(Credits: Far Out / MUBI)
It is often said in the world of filmmaking that a director should embrace their limitations and find a way to tell a gripping tale without the need for extraneous bells and whistles. Steven Spielberg understood this assignment during the making of 1975’s Jaws, as did James Wan for his indie horror Saw, and the same can certainly be said for director Richard Schenkman and his curious 2007 sci-fi The Man from Earth.
A highly-rated indie movie created on a micro-budget of just $200,000, The Man From Earth, which looks like the product of the 1990s, was conceived back in the 1960s by Jerome Bixby, who inserted the concept into a humble Star Trek episode titled ‘Requiem for Methuselah’. The tale saw the adventurers of the Enterprise spaceship land on a distant planet where they encounter a man who claims to have been born thousands of years before Christ and, more complex still, says to have lived alongside such historical icons as Methuselah, Alexander the Great and Leonardo da Vinci.
He used the core of this concept to devise a full screenplay titled The Man From Earth, which he worked on for decades, only completing the project on his deathbed in 1998. Following his passing, the script was given to director Richard Schenkman, with the story having been tweaked and altered, now following John Oldman, a university professor who, before leaving town, tells his fellow friends and science experts that he is actually over 14,000 years old.
The whole setup sounds like a bad student film, and, whilst it looks like such an effort, with the colour palette changing as often as the camera quality, The Man from Earth is far more gripping than it has the right to be.

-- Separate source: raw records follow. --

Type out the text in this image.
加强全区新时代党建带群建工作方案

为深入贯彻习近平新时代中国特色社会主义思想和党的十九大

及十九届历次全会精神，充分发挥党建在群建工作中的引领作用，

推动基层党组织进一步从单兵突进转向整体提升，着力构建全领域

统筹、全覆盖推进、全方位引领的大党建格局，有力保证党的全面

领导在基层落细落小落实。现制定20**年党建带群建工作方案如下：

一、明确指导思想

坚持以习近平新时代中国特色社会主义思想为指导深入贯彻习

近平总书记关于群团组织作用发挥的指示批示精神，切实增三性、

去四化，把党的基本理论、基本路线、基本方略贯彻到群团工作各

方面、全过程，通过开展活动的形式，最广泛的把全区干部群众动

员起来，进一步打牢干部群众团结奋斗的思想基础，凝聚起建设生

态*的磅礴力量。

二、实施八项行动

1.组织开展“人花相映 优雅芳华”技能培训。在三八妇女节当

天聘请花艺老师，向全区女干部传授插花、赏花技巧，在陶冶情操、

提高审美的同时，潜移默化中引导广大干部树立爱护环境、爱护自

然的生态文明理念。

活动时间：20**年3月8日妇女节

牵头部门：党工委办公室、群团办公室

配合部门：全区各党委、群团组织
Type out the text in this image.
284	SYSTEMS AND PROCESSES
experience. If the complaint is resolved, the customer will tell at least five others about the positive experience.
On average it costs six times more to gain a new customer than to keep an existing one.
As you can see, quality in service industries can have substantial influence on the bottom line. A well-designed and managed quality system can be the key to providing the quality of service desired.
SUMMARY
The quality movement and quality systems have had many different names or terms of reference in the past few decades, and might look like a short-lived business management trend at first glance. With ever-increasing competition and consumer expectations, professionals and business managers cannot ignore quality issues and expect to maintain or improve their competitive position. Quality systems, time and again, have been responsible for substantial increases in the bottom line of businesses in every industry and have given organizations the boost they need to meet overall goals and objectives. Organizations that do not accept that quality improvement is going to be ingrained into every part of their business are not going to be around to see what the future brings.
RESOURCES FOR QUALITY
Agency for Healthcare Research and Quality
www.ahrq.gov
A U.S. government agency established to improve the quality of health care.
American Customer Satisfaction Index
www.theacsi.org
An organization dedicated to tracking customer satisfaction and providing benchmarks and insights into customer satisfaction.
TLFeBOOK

Feeling a little like a deleted scene from a wayward episode of Twin Peaks where David Lynch has decided to indulge in a conversation regarding human existence, Schenkman’s film is a joyous oddity.
Set in just one location, a desolate hilltop whose inside is gutted and stacked with removal boxes, the entirety of the film takes place on two sofas, an armchair and some makeshift seats beside the fireplace. After announcing his caveman origins, he is quizzed as to the legitimacy of his claim by his friends, who just so happen to be experts in their fields of archaeology, psychology and more.
The result is something of a recreation of a gripping campfire conversation brought to life, where one can’t seem to prize themselves away from the collective debate, no matter how much one needs the toilet. Indeed, the decades of time developing the concept can be felt in the script, which is meticulously penned to make the most of the central conceit, with intellectual debate allowing for fascinating insight into the matter.
Yet, it’s quite clear that Bixby was more of a sci-fi enthusiast rather than a talented writer of dialogue, with the delicately layered conversation often being interrupted by lame jokes and awful moments of respite where attempts at characterisation are made. Harry, played by John Billingsley, is a particular oddity, being so unbearably annoying that his character was paradoxically brought to life. The same can be said for almost the entirety of the supporting cast, who each stumble so consistently through the film that, by the end, they all feel strangely authentic.
For the large majority of its runtime, The Man From Earth is a fascinating sci-fi and intriguing central hypothesis, yet it must be said that as it nears its conclusion, it gets a little ahead of itself, tipping into the world of surreal melodrama. But, even still, no matter how many times it falls on its face, Schenkman’s film manages to dust itself off.
Whether you can accept The Man From Earth at face value is entirely up to each individual viewer, but what remains undeniable is its remarkable resourcefulness, reminding modern filmmakers and audiences that all you need to make a great movie is an infatuating concept that you allow to unravel as naturally as a spellbinding conversation.